Ce jour, pour l’ouverture de l’Assemblée plénière des
évêques de France à Lourdes, Mgr Pontier, président de la CEF, a délivré un
discours très politisé dans la droite et consternante ligne du livret « Dans un monde qui change, retrouver le sens
du politique » que Bernard Antony avait allègrement démonté dans
Reconquête n°332. Politisé, certes, mais pas téméraire, puisque l’article de la
Croix qui le traite précise d’emblée que Mgr Pontier veut « alerter contre la montée du Front National
sans jamais le citer », « exercice
délicat » qui fut donc fait plus en douceur que les calomnies pures
prononcées à la fin des années 1980 par Mgr Decourtray, Primat des Gaules d’alors.
Ce discours introductif fut donc un récitatif éraillé d’idées
épiscopalement correctes, illustration parfaite de la « langue de buis »
analysée par Laurent Dandrieu dans Eglise
et immigration : le grand malaise (Presses de la Renaissance), prônant
à grands coups d’abstractions molles et de concepts creux la « fraternité » contre le « repli », cette menace nébuleuse et
fort peu définie planant sur la France et l’Europe. Bien entendu, sur la
tsunamigration et le choc identitaire qu’elle provoque, tout va très bien, « Ceux qui viennent chez nous et sont accueillis,
peuvent s’intégrer, apporter leur savoir-faire […]. Notre conviction chrétienne et citoyenne nous
invite à la générosité. » Le devoir de discernement en vue du
Bien commun est noyé sous les bons sentiments, toujours justifiés par la
référence évangélique (qui semble devenue l’alpha et l’oméga de toute la pensée
politique de l’épiscopat français) « l’hospitalité offerte à l’étranger qui a besoin
d’un refuge est offerte à Jésus-Christ lui-même. »

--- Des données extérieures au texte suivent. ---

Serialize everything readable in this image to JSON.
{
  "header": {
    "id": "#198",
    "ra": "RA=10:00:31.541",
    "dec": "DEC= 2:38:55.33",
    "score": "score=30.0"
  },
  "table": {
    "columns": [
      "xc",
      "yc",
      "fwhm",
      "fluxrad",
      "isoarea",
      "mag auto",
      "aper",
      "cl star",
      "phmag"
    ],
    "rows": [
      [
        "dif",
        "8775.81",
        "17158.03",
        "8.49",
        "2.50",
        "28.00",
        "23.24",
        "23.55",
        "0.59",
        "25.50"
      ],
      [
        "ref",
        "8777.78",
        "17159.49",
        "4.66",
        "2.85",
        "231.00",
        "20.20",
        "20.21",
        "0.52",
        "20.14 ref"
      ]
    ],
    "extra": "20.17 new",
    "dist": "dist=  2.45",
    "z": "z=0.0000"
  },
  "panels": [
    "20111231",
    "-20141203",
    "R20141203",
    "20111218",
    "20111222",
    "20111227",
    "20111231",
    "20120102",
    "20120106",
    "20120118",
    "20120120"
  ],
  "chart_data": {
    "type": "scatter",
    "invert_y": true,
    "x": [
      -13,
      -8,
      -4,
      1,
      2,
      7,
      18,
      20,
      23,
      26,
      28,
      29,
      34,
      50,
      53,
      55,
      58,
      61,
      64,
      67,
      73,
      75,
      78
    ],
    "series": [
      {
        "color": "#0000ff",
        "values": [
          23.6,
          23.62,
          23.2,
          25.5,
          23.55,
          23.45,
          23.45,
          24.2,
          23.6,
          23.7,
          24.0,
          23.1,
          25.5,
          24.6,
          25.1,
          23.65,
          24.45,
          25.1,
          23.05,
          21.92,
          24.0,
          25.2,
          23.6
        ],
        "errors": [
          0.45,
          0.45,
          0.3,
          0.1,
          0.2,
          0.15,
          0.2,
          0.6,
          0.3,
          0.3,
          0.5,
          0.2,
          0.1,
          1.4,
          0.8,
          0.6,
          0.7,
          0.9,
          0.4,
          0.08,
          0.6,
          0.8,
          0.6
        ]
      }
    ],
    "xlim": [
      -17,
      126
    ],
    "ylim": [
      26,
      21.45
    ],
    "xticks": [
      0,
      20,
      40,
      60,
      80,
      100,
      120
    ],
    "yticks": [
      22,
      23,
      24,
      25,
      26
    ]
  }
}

Cette attitude proprement impolitique, au sens que
lui donnait l’essayiste Julien Freund, s’est vu donner un nom officiel par une
partie de l’épiscopat : la « culture de la rencontre ». Remède miracle aux « peurs » illégitimes
suscitées par la déferlante d’immigrés illégaux et de réfugiés, tout autant
que fondement biaisé de l’attitude que les catholiques seraient censés avoir
vis-à-vis de l’islam, ladite « culture de la rencontre » permet de « grandir dans la connaissance et le respect
mutuel », à l’opposé du « dangereux regard de méfiance »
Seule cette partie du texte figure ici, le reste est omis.